Stick close to a knowledge person. There’s a few of them that go around from table to table (e.g., Gary Hand from Hands On Optics). You get so you see the same people year after year, and what they’re interested in, and what types of things they know. Some of them are competitors with each other; they are also YOUR competitors, but mentors as well. They have specialized niches. They know particular things really well, and they hunt until they find them. Pick your poison: someone you will find bargains with, or someone you will learn from.

Timing. Most sellers are ready to call it a day by 10:00 a.m. and may be more willing to negotiate prices about that time. ?Keep your eyes peeled for any sales that are evidently in the process of packing up.

May I have a peek at your box? Paw through boxes; you never know what’s in them!

Watch for scammers, or people selling things at ridiculously high prices. If everything is like this, leave. They are no good, they will try to pinch every cent they can from you and can easily pull you into paying more money than an item is worth, making the sale a bad deal for you. Only pay a price as such, if you absolutely want it or it is of your highest desire. Even then I recommend that you leave. Also, look out for broken things – that is often why some people are getting rid of them.

Know how much to pay. Most sellers come with everything pre-labeled for price. In those special cases where it says, “Everything in this box: 50 cents each,” these tend to yield better bargains than sales where the owner has taken the time to mark every item separately.

Do not make cash for other buyers, unless they’re a friend. You risk being able to negotiate successfully if all your small bills are gone. Believe me, if you do it for one person, another one always seems to notice, and then you’re “making change” for multiple buyers!

Keep the bigger picture in mind. Sometimes you have to visit quite a few tables to find one that suits your needs, and sometimes you will hit the bargain jackpot at your first table. Remember, you have to kiss a lot of frogs before you find a prince! Those jackpot sales make a morning of shopping worth it for me. Be patient. My best deal of all time came just as I stepped into the Swap Tables in ’08; I had on a friend’s wish list a pair of high-powered binos, and wouldn’t you know it, the first person I came in contact with had a pair of like-new Celestron 20×80’s, housed in a gorgeous, skillfully hand-made oak box, all for just $100. No squabbles there, I just handed him $100 and skipped all the way back to my car!

If you have a very specific item in mind, your hunt may feel like searching the proverbial needle in the haystack, but if you go with a general list of items you’d like to purchase, you can probably find what you need.


Post Swap Tables

When you get home…
Test and clean your items. If you find yourself with a few dirty things, clean them right away. Don’t use anything that might damage what you are cleaning. Get ready to “show off” your great finds and buys to your friends and club members!

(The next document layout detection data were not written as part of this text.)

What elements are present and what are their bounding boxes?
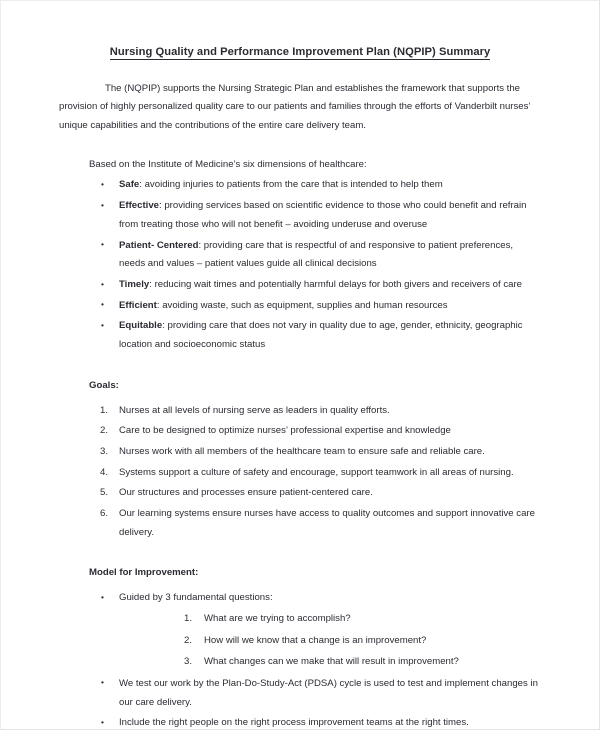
page-title-text: Nursing Quality and Performance Improvement Plan (NQPIP) Summary xyxy=(109,46,491,58)
dimension-term: Equitable xyxy=(119,320,163,332)
list-item: How will we know that a change is an improvement? xyxy=(204,634,427,646)
goals-list xyxy=(59,402,541,543)
page-title xyxy=(59,45,541,62)
spacer xyxy=(59,544,541,564)
dimension-description: : providing care that is respectful of and responsive to patient preferences, needs and values – patient values guide all clinical decisions xyxy=(119,239,514,270)
list-item: Systems support a culture of safety and encourage, support teamwork in all areas of nursing. xyxy=(119,466,514,478)
list-item: • Include the right people on the right process improvement teams at the right times. xyxy=(59,714,541,733)
list-item xyxy=(59,297,541,316)
list-item xyxy=(59,237,541,274)
dimensions-lead-in: Based on the Institute of Medicine’s six dimensions of healthcare: xyxy=(89,158,367,170)
dimension-term: Efficient xyxy=(119,299,157,311)
goals-heading: Goals: xyxy=(89,379,119,391)
dimension-term: Patient- Centered xyxy=(119,239,199,251)
dimension-description: : providing services based on scientific evidence to those who could benefit and refrain from treating those who will not benefit – avoiding underuse and overuse xyxy=(119,200,527,230)
list-item: • We test our work by the Plan-Do-Study-Act (PDSA) cycle is used to test and implement changes in our care delivery. xyxy=(59,675,541,712)
dimension-term: Effective xyxy=(119,200,159,212)
list-item: Our structures and processes ensure patient-centered care. xyxy=(119,487,373,499)
list-item xyxy=(59,276,541,295)
dimension-term: Timely xyxy=(119,279,150,290)
list-item: Nurses at all levels of nursing serve as leaders in quality efforts. xyxy=(119,404,390,416)
dimension-term: Safe xyxy=(119,179,140,191)
model-bullet-text: Guided by 3 fundamental questions: xyxy=(119,592,273,604)
model-for-improvement-list xyxy=(59,589,541,733)
list-item: Care to be designed to optimize nurses’ professional expertise and knowledge xyxy=(119,425,451,437)
dimension-description: : providing care that does not vary in quality due to age, gender, ethnicity, geographic location and socioeconomic status xyxy=(119,320,523,351)
list-item: What are we trying to accomplish? xyxy=(204,612,351,624)
list-item xyxy=(59,176,541,195)
dimensions-list xyxy=(59,176,541,354)
document-body xyxy=(1,1,599,729)
list-item: What changes can we make that will result in improvement? xyxy=(204,656,459,668)
fundamental-questions-list xyxy=(119,610,541,672)
list-item: Nurses work with all members of the healthcare team to ensure safe and reliable care. xyxy=(119,445,485,457)
list-item: Our learning systems ensure nurses have access to quality outcomes and support innovative care delivery. xyxy=(119,508,535,538)
spacer xyxy=(59,357,541,377)
list-item xyxy=(59,197,541,234)
intro-paragraph: The (NQPIP) supports the Nursing Strategic Plan and establishes the framework that supports the provision of highly personalized quality care to our patients and families through the efforts of Vanderbilt nurses’ unique capabilities and the contributions of the entire care delivery team. xyxy=(59,82,531,132)
model-for-improvement-heading: Model for Improvement: xyxy=(89,567,199,579)
dimension-description: : avoiding waste, such as equipment, supplies and human resources xyxy=(156,299,448,311)
list-item xyxy=(59,317,541,354)
dimension-description: : avoiding injuries to patients from the care that is intended to help them xyxy=(139,179,443,191)
list-item xyxy=(59,589,541,672)
dimension-description: : reducing wait times and potentially harmful delays for both givers and receivers of care xyxy=(149,279,522,290)
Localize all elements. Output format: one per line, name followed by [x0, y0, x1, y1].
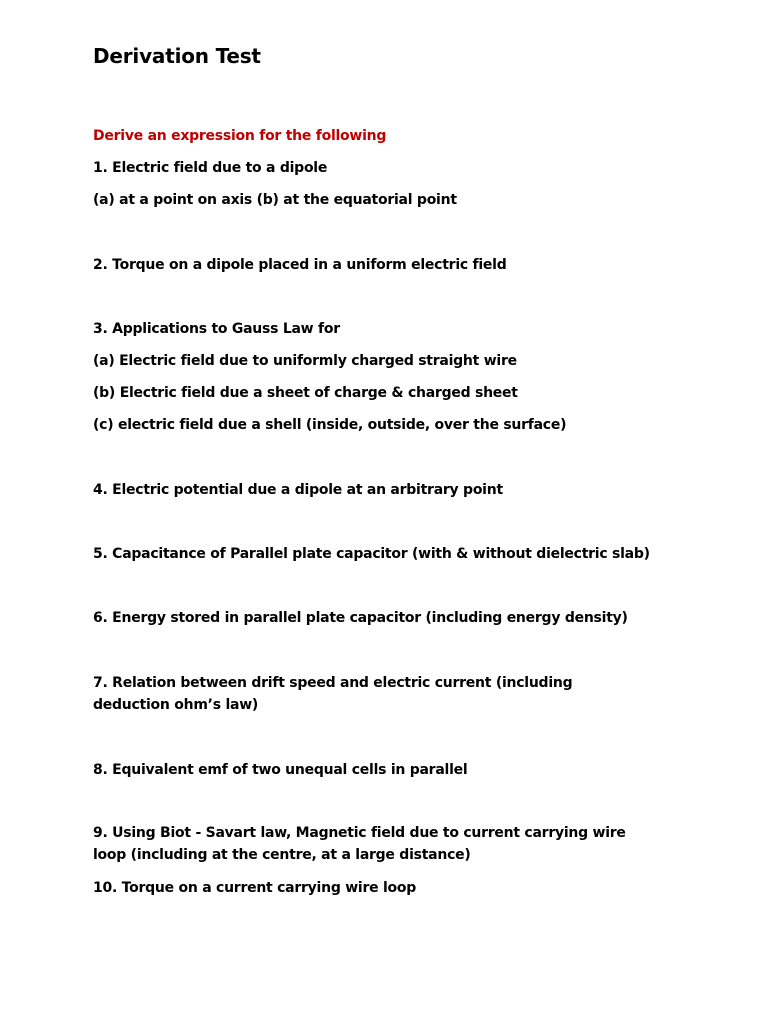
question-1: 1. Electric field due to a dipole — [93, 160, 328, 176]
instruction-text: Derive an expression for the following — [93, 128, 387, 144]
question-10: 10. Torque on a current carrying wire loop — [93, 880, 417, 896]
question-2: 2. Torque on a dipole placed in a uniform electric field — [93, 257, 507, 273]
question-9: 9. Using Biot - Savart law, Magnetic field due to current carrying wire loop (including at the centre, at a large distance) — [93, 825, 626, 863]
question-3-part-c: (c) electric field due a shell (inside, outside, over the surface) — [93, 417, 567, 433]
question-7: 7. Relation between drift speed and electric current (including deduction ohm’s law) — [93, 675, 573, 713]
question-6: 6. Energy stored in parallel plate capacitor (including energy density) — [93, 610, 628, 626]
question-8: 8. Equivalent emf of two unequal cells in parallel — [93, 762, 468, 778]
question-3-part-b: (b) Electric field due a sheet of charge & charged sheet — [93, 385, 518, 401]
question-4: 4. Electric potential due a dipole at an arbitrary point — [93, 482, 503, 498]
question-3: 3. Applications to Gauss Law for — [93, 321, 340, 337]
question-3-part-a: (a) Electric field due to uniformly charged straight wire — [93, 353, 517, 369]
page-title: Derivation Test — [93, 44, 261, 68]
question-1-parts: (a) at a point on axis (b) at the equatorial point — [93, 192, 457, 208]
question-5: 5. Capacitance of Parallel plate capacitor (with & without dielectric slab) — [93, 546, 650, 562]
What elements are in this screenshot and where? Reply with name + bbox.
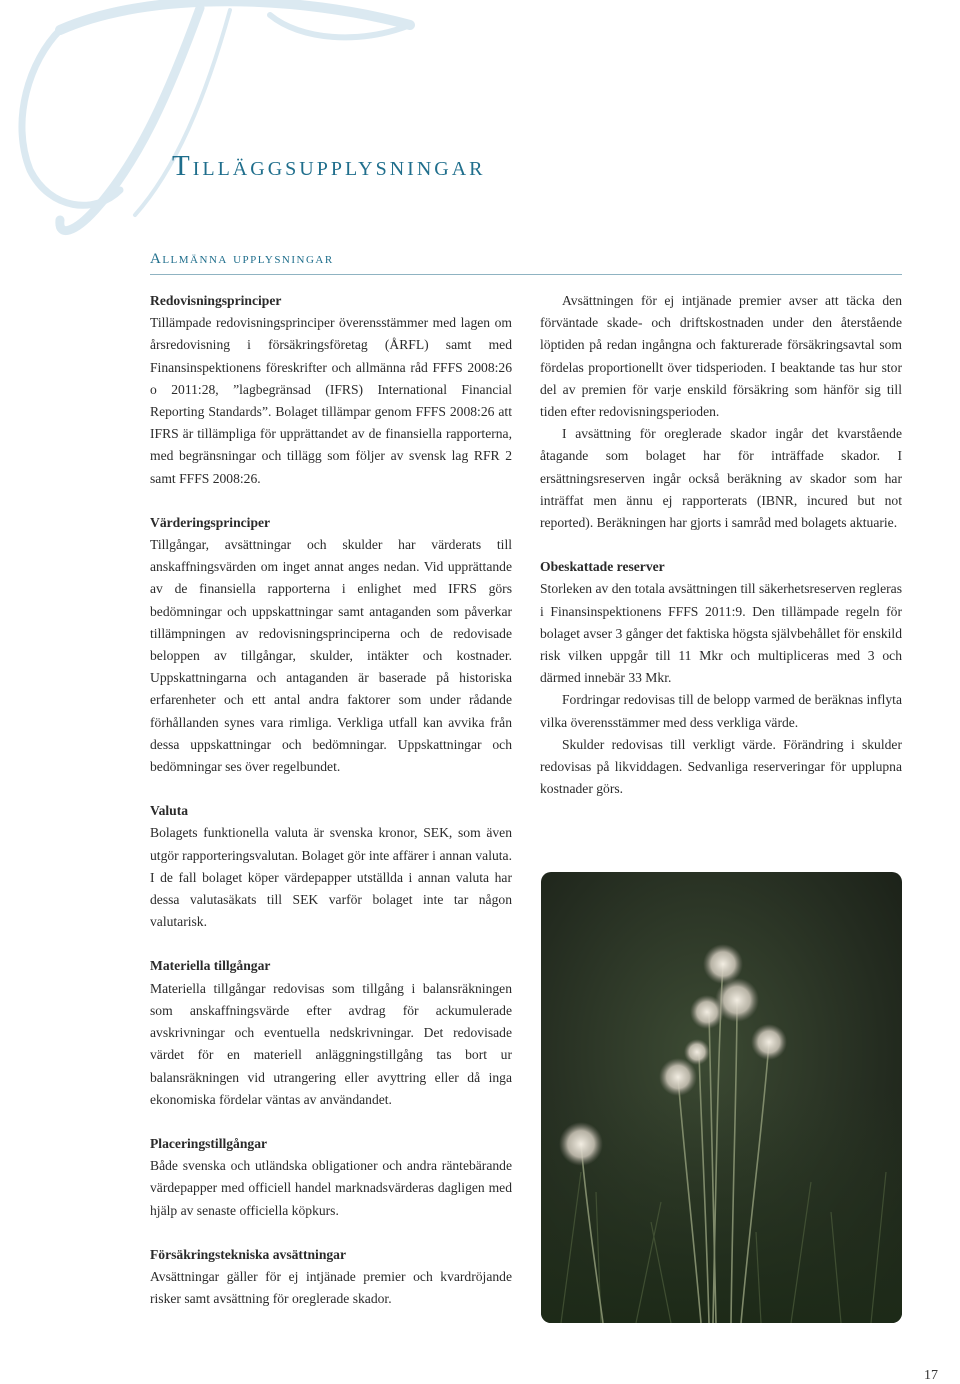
text-materiella-tillgangar: Materiella tillgångar redovisas som tillgång i balansräkningen som anskaffningsvärde efter avdrag för ackumulerade avskrivningar och eventuella nedskrivningar. Det redovisade värdet för en materiell anläggningstillgång tas bort ur balansräkningen vid utrangering eller avyttring eller då inga ekonomiska fördelar väntas av användandet. [150, 980, 512, 1107]
text-redovisningsprinciper: Tillämpade redovisningsprinciper överensstämmer med lagen om årsredovisning i försäkringsföretag (ÅRFL) samt med Finansinspektionens föreskrifter och allmänna råd FFFS 2008:26 o 2011:28, ”lagbegränsad (IFRS) International Financial Reporting Standards”. Bolaget tillämpar genom FFFS 2008:26 att IFRS är tillämpliga för upprättandet av de finansiella rapporterna, med begränsningar och tillägg som följer av svensk lag RFR 2 samt FFFS 2008:26. [150, 315, 512, 486]
decorative-letter-t [0, 0, 420, 260]
text-ej-intjanade-premier: Avsättningen för ej intjänade premier avser att täcka den förväntade skade- och driftskostnaden under den återstående löptiden på redan ingångna och fakturerade försäkringsavtal som fördelas proportionellt över tidsperioden. I beaktande tas hur stor del av premien för varje enskild försäkring som hänför sig till tiden efter redovisningsperioden. [540, 293, 902, 420]
text-sakerhetsreserven: Storleken av den totala avsättningen till säkerhetsreserven regleras i Finansinspektionens FFFS 2011:9. Den tillämpade regeln för bolaget avser 3 gånger det faktiska högsta självbehållet för enskild risk vilken uppgår till 11 Mkr och multipliceras med 3 och därmed innebär 33 Mkr. [540, 581, 903, 686]
text-valuta: Bolagets funktionella valuta är svenska kronor, SEK, som även utgör rapporteringsvalutan. Bolaget gör inte affärer i annan valuta. I de fall bolaget köper värdepapper utställda i annan valuta har dessa valutasäkats till SEK varför bolaget inte tar någon valutarisk. [150, 825, 512, 930]
section-divider [150, 274, 902, 275]
text-skulder: Skulder redovisas till verkligt värde. Förändring i skulder redovisas på likviddagen. Sedvanliga reserveringar för upplupna kostnader görs. [540, 736, 902, 797]
text-varderingsprinciper: Tillgångar, avsättningar och skulder har värderats till anskaffningsvärden om inget annat anges nedan. Vid upprättande av de finansiella rapporterna i enlighet med IFRS görs bedömningar och uppskattningar samt antaganden som påverkar tillämpningen av redovisningsprinciperna och de redovisade beloppen av tillgångar, skulder, intäkter och kostnader. Uppskattningarna och antaganden är baserade på historiska erfarenheter och ett antal andra faktorer som under rådande förhållanden synes vara rimliga. Verkliga utfall kan avvika från dessa uppskattningar och bedömningar. Uppskattningar och bedömningar ses över regelbundet. [150, 537, 512, 775]
heading-materiella-tillgangar: Materiella tillgångar [150, 958, 271, 974]
text-oreglerade-skador: I avsättning för oreglerade skador ingår det kvarstående åtagande som bolaget har för inträffade skador. I ersättningsreserven ingår också beräkning av skador som har inträffat men ännu ej rapporterats (IBNR, incured but not reported). Beräkningen har gjorts i samråd med bolagets aktuarie. [540, 426, 902, 531]
text-fordringar: Fordringar redovisas till de belopp varmed de beräknas inflyta vilka överensstämmer med dess verkliga värde. [540, 692, 902, 730]
heading-forsakringstekniska-avsattningar: Försäkringstekniska avsättningar [150, 1246, 347, 1262]
heading-varderingsprinciper: Värderingsprinciper [150, 514, 271, 530]
heading-redovisningsprinciper: Redovisningsprinciper [150, 293, 282, 308]
section-placeringstillgangar [150, 1133, 512, 1222]
section-redovisningsprinciper [150, 290, 512, 490]
page-number: 17 [924, 1368, 938, 1383]
pasque-flower-photo [541, 872, 902, 1323]
text-forsakringstekniska-avsattningar: Avsättningar gäller för ej intjänade premier och kvardröjande risker samt avsättning för oreglerade skador. [150, 1268, 512, 1307]
page-title: Tilläggsupplysningar [172, 150, 486, 182]
text-placeringstillgangar: Både svenska och utländska obligationer och andra räntebärande värdepapper med officiell handel marknadsvärderas dagligen med hjälp av senaste officiella köpkurs. [150, 1158, 512, 1218]
section-title: Allmänna upplysningar [150, 251, 334, 267]
section-forsakringstekniska-avsattningar [150, 1244, 512, 1311]
left-column [150, 290, 512, 1332]
heading-obeskattade-reserver: Obeskattade reserver [540, 559, 665, 575]
heading-valuta: Valuta [150, 803, 189, 819]
section-valuta [150, 800, 512, 933]
heading-placeringstillgangar: Placeringstillgångar [150, 1135, 268, 1151]
right-column [540, 290, 902, 800]
section-materiella-tillgangar [150, 955, 512, 1110]
section-varderingsprinciper [150, 512, 512, 778]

Do some bookkeeping to find out how much you’ve spent on gadgets, etc. This will then give you a good idea of how much cash to bring next year. Leave yourself notes to follow next year.

Review your notebook and close the chapter on this year’s Swap Tables. In summary, I find that I have paid 20% of the retail value of my Swap Table finds; not bad for having a blast!

And, by all means, drop a few bucks into next year’s Swap Table’s Piggy Bank!